Con esta atención: no basta con que Jesús sea levantado. Para sanar hay que mirarlo, es decir, acudir a Él con confianza, tener fe en Él.
Porque quien mira la cruz ve una sola cosa, la inmensidad del amor de Dios por el hombre, y es el encuentro con este amor lo que salva profundamente la vida del hombre: quien cree tiene vida eterna, participa de la vida misma de Dios.
La cruz no dice nada más que esto: «Tanto amó Dios al mundo que dio a su Hijo unigénito» (Jn 3, 16).
En su relato, es la primera vez que Juan usa el verbo amar, aquí mismo, en este pasaje. Lo utilizará muchas veces más tarde, especialmente en sus discursos de despedida (Jn 14-17). Y en esta primera vez, es evidente que el sujeto del amor es Dios mismo. Dios amó tanto al mundo. Más tarde, Jesús nos pedirá que amemos a Dios y que nos amemos los unos a los otros, pero esto solo será posible por el hecho de que Dios nos amó primero. Este es el primer paso, necesario e indispensable.
Un poco más adelante (versículo 19), el verbo amar vuelve por segunda vez, y esta vez tiene como sujeto al hombre. Pero se usa para decir que si, por un lado, Dios amó tanto a los hombres que entrego a su Hijo para que nadie se perdiera (Jn 3,16), los hombres, por el contrario, amaron más las tinieblas que la luz (Jn 3,19).

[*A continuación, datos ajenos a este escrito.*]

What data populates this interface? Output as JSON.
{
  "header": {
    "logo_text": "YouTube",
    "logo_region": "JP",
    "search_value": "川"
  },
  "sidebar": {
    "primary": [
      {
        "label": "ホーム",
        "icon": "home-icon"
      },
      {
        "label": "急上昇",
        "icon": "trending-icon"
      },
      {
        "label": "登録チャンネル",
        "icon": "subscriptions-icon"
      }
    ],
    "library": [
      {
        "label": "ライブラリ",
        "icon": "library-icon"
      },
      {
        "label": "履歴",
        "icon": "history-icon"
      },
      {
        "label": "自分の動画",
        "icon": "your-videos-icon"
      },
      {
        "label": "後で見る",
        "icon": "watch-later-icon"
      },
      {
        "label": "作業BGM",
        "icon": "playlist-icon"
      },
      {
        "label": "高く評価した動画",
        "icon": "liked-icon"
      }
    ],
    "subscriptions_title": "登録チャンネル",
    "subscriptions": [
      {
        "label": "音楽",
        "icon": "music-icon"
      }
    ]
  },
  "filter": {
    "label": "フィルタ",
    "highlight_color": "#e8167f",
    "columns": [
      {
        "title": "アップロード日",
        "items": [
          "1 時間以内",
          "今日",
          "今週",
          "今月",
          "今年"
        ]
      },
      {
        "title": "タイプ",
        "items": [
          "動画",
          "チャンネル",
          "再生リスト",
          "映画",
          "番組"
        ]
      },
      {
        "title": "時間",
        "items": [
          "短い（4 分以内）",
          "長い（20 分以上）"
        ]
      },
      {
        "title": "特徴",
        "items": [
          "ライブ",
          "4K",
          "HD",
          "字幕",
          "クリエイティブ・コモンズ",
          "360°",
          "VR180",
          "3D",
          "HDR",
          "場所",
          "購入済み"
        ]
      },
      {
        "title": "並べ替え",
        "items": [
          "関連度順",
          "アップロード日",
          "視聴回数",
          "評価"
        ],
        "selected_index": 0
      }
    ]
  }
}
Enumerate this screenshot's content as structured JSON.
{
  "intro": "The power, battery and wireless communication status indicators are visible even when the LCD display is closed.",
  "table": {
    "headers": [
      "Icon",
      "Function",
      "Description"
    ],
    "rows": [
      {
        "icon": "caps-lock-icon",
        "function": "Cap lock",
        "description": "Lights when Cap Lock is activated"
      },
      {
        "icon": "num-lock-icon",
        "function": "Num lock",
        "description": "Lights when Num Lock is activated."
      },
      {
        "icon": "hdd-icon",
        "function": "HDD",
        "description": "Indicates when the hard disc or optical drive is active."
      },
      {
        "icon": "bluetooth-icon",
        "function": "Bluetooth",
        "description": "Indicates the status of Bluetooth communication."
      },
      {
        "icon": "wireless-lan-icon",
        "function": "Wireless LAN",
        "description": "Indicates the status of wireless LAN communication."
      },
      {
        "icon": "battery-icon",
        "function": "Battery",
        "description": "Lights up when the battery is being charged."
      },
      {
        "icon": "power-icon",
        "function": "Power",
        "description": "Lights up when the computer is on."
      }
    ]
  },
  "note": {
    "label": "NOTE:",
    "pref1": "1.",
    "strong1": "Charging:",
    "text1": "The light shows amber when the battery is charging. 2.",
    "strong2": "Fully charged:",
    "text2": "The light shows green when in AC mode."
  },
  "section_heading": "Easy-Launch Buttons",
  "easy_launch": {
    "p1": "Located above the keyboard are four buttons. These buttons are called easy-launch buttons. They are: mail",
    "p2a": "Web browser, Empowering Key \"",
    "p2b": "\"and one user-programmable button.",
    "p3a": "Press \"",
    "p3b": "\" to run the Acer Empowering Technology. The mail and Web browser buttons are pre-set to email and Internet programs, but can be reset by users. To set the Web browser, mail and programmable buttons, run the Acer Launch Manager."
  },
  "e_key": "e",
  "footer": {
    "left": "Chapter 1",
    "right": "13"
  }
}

¡Cuántas veces el hombre ama sus malas obras, y no quiere perderlas, porque las ama: se confía a ellas!
Por lo tanto, la segunda cosa que nos anuncia este pasaje es que el hombre no acoge necesariamente el amor incondicional de Dios, no siempre se abre a su luz. Y la razón, según las palabras de Jesús, es clara: el que hace el mal no se abre a la luz, porque quiere que sus obras permanezcan ocultas (Jn 3,20), porque no quiere cambiar de vida; no quiere alzar los ojos hacia la serpiente levantada.
Así como Jesús desea revelarse a sí mismo, así también los que hacen el mal quieren esconderse.
Así que, para concluir, podríamos decir que la condición para mirar al Señor, para acoger la revelación del Rostro del amor de Dios, es dejarnos mirar por Él.
Es verdad: el Señor pone al descubierto la maldad que hay en nuestros corazones, pero no la condena (Jn 3,17). Lo desnuda para que también nosotros podamos mirarlo y darle un nombre, y porque solo así nuestro corazón pueda ser sanado.